True Dragons of Absalom was... painful. The group was a mix of players of various ages, and the ~9 year old sitting next to me was one of the most annoying individuals I've ever had the displeasure of trying to play at a table with.
I'm talking singing/humming for no reason, whining about being stunned for 4 turns (every other player except one was stunned as well), shouting while other people were talking to NPCs, moving their mini across the map while making plane noises, the works.
I almost got up and left the game I found the kid so annoying. Thankfully they left about halfway through the game- not that it improved things much.
True Dragons of Absalom involves playing 4th level kobolds, and I was playing the Cleric. I hit quite a few pain points:
- All of my spells that weren't 1-and-done (at-will, I guess) were limited to touch
- All of my spells that weren't 1-and-done were defensive/utility
- It was never explained that one of my limited abilities was an AoE nuke- I'd assumed that it was a single target attack and didn't try to use it until the last fight of the night
- There was a trap building segment where me and another player both had roughly a 40% chance of success, and the GM suggested one of us using Aid Another to give the other a +1- a flat 5% increase of the chance to succeed. In GURPS, +1 (especially when talking skill levels 8-12) is a much bigger deal than just 5%. (Also, I'd totally take two chances at 40% to get 1 success than one chance at 45%.)
- Have I mentioned that Pathfinder's magic system is stupid?
- What's the point of having a 'Destructive Smite' option that boosts melee damage by +2 when my melee damage is 1d3-1 to fucking begin with?
- Why the hell are magic wands limited to touch? HAVEN'T YOU PLAYED NETHACK?
- I never used some of my cooler spell options because of the limited use nature of them- what if I need that invisibility spell later? (Speaking of which, invisibility is so weaksauce when a single attack breaks it)
- Attacks of opportunity are stupid. I understand this is an attempt to make movement important on a tactical level, but it's clunky clunky clunky.
- No active defenses just seems -wrong- after playing GURPS. Not that I personally was ever attacked or damaged the entire game.

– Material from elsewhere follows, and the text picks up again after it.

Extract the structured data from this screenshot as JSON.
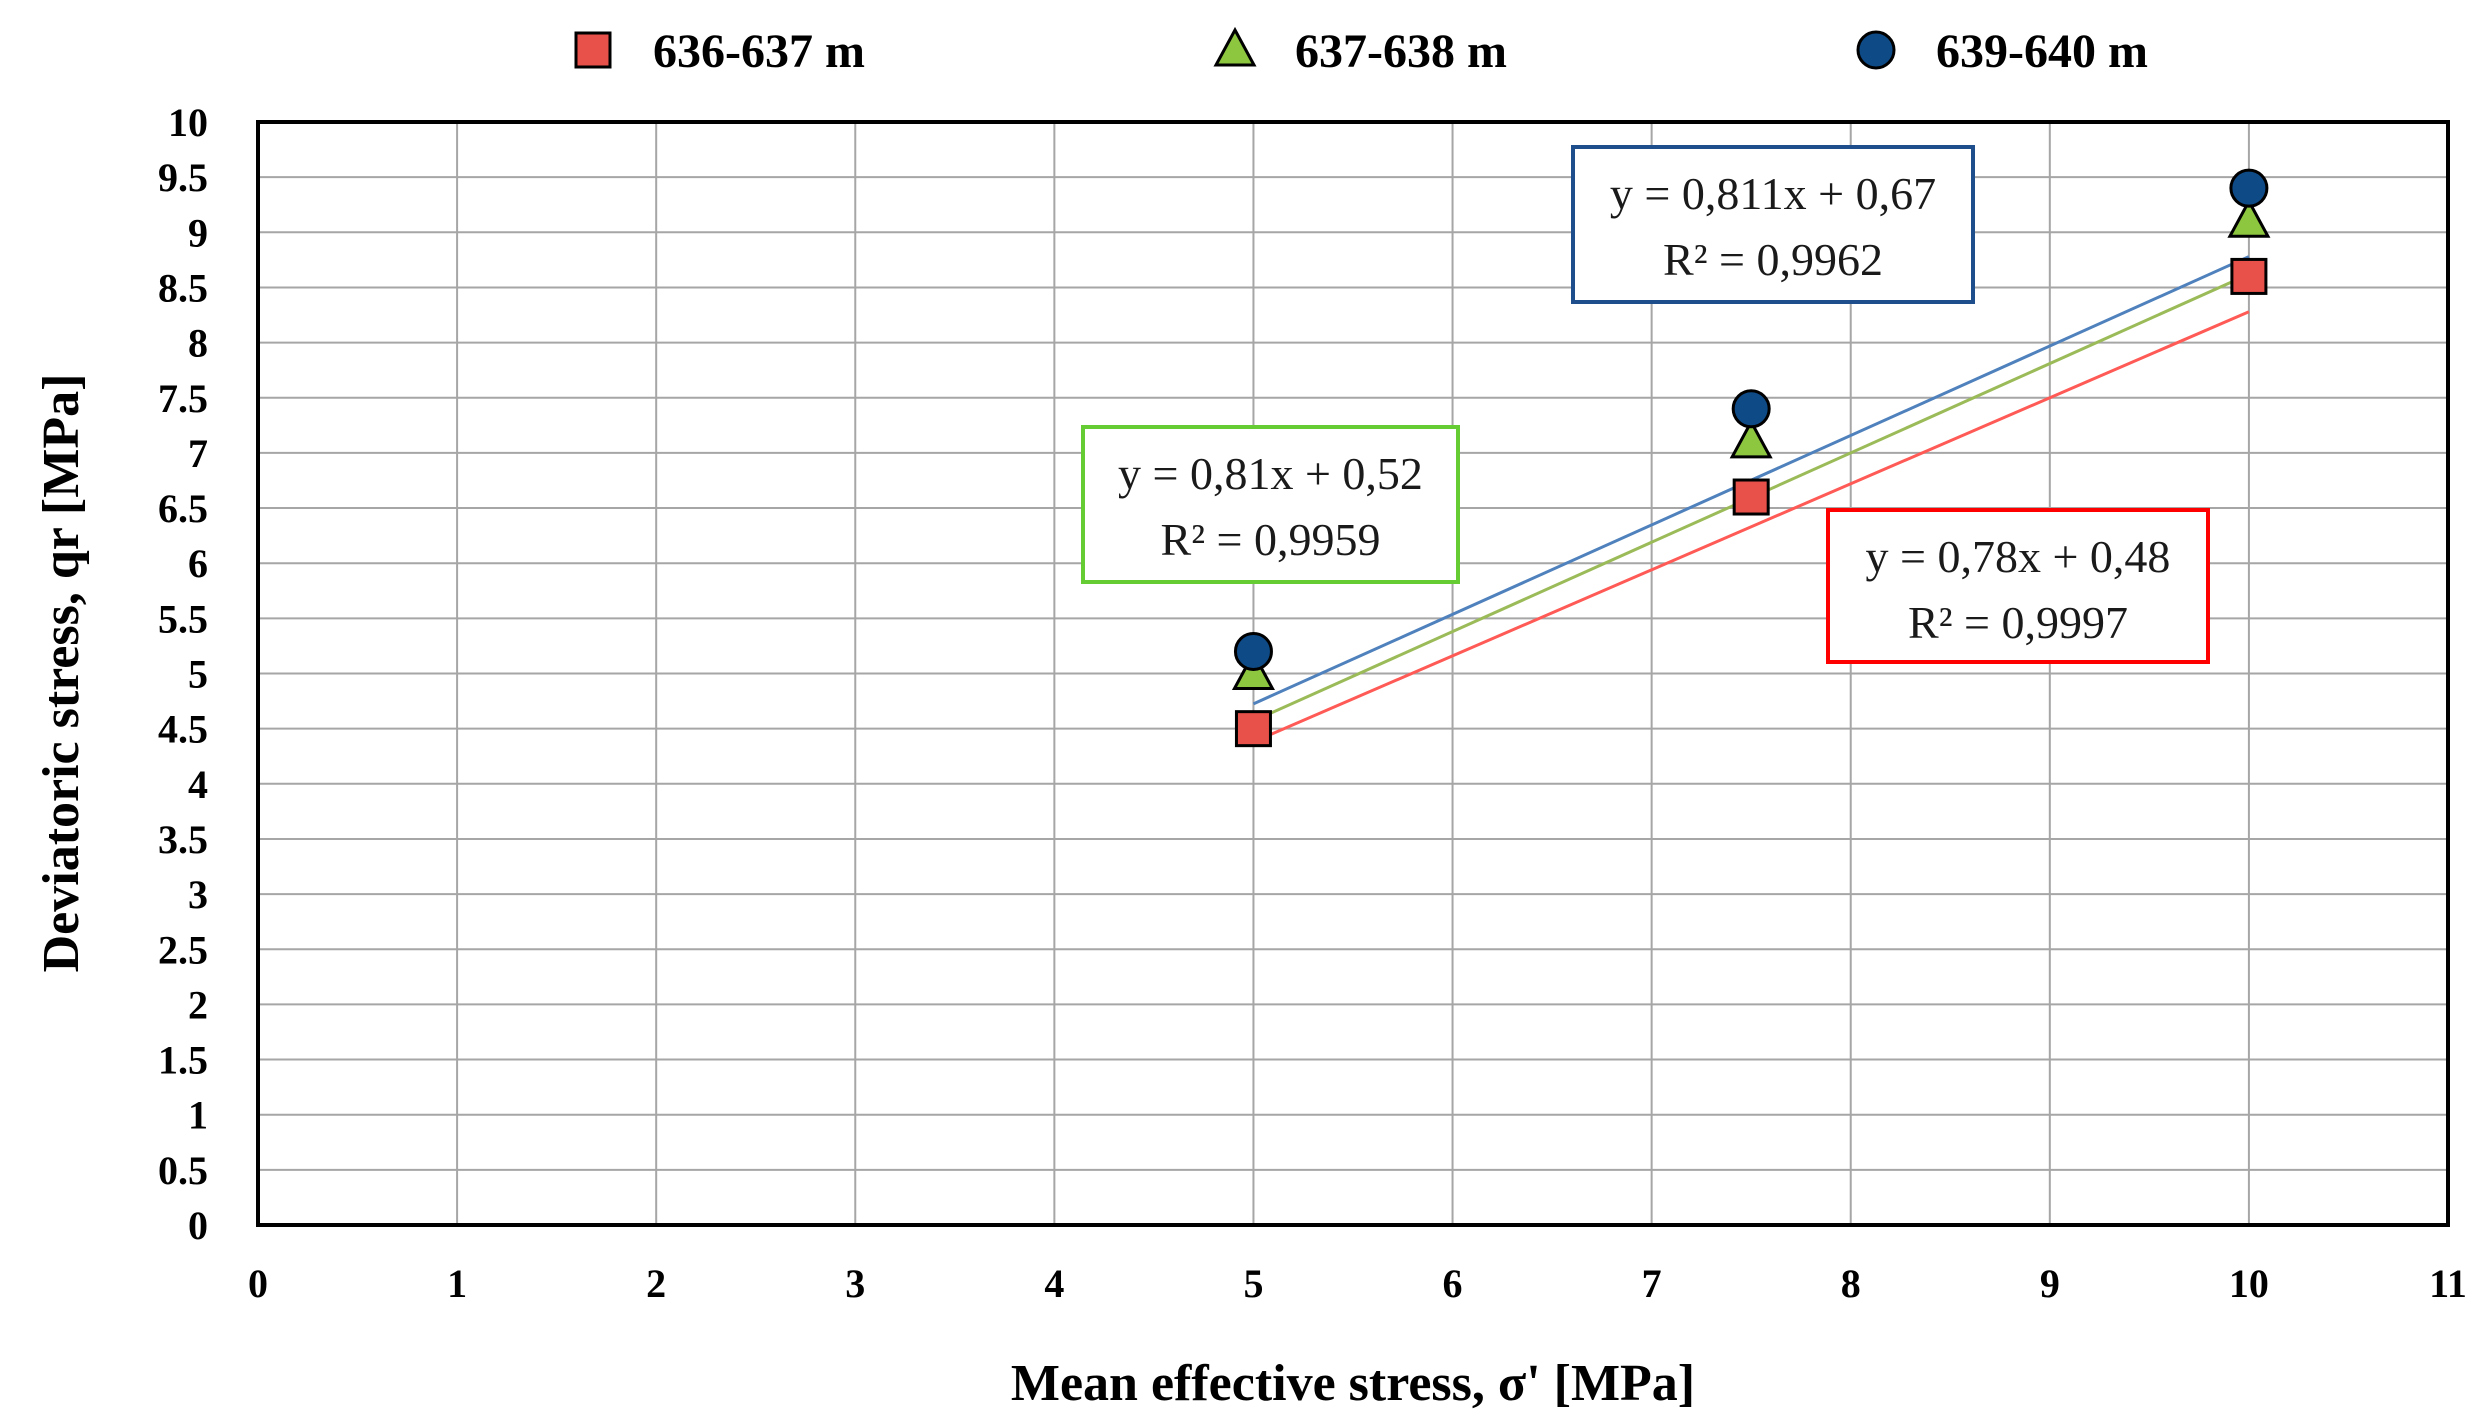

- The bard was the only character with any useful knowledge skills turning them into the exposition fairy
Overall, True Dragons of Absalom has turned me off of Pathfinder/D20 systems for a lot of the reasons that I strongly prefer GURPS.

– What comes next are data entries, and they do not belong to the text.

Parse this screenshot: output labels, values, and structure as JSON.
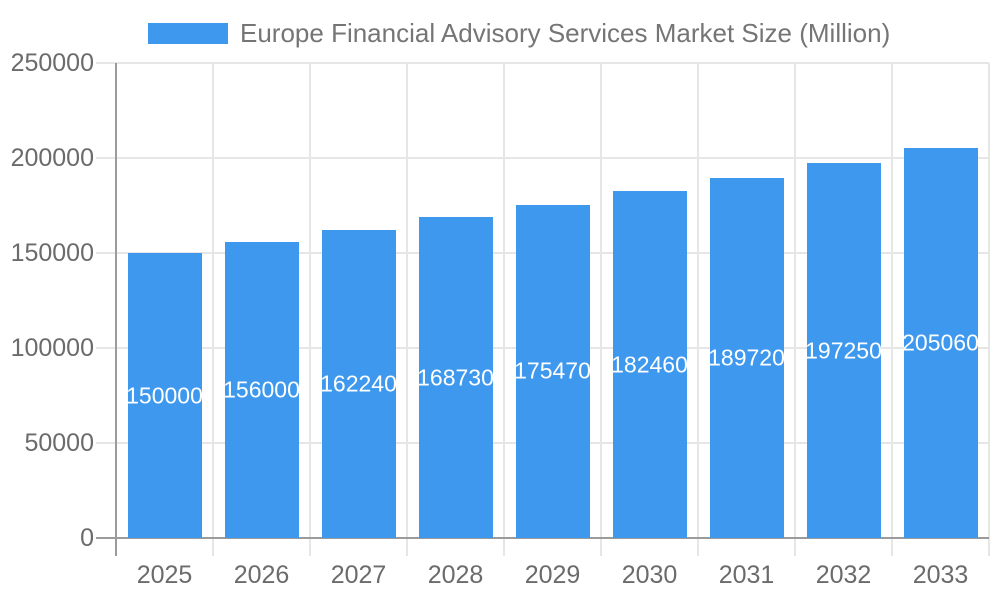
{
  "chart_data": {
    "type": "bar",
    "title": "Europe Financial Advisory Services Market Size (Million)",
    "legend_position": "top",
    "categories": [
      "2025",
      "2026",
      "2027",
      "2028",
      "2029",
      "2030",
      "2031",
      "2032",
      "2033"
    ],
    "values": [
      150000,
      156000,
      162240,
      168730,
      175470,
      182460,
      189720,
      197250,
      205060
    ],
    "bar_value_labels": [
      "150000",
      "156000",
      "162240",
      "168730",
      "175470",
      "182460",
      "189720",
      "197250",
      "205060"
    ],
    "xlabel": "",
    "ylabel": "",
    "ylim": [
      0,
      250000
    ],
    "yticks": [
      0,
      50000,
      100000,
      150000,
      200000,
      250000
    ],
    "grid": true
  },
  "colors": {
    "bar": "#3E99EE",
    "bar_label_text": "#ffffff",
    "axis_line": "#9b9b9b",
    "gridline": "#e6e6e6",
    "tick_text": "#6b6b6b",
    "title_text": "#757575"
  }
}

I also played a good amount of Smash 4- including getting my ass whuped in a small singles tournament. There was one game of Betrayal at the House on the Hill handily won by the non-traitors that I played in.
I also saw two parts (the third hasn't been produced for stage- yet) of Mrs Hawking, which was excellent. I may be biased as one of my friends played a leading role. Totally not biased or convinced she should use the accent at all times.
Oh, I played one game of Roll for the Galaxy, which was... okay. The guys I were playing with weren't the best at explaining how the game was played, and there was more confusion than I would have liked. I eventually ended up hoarding the rule book for myself to understand what was going on- like any true GM.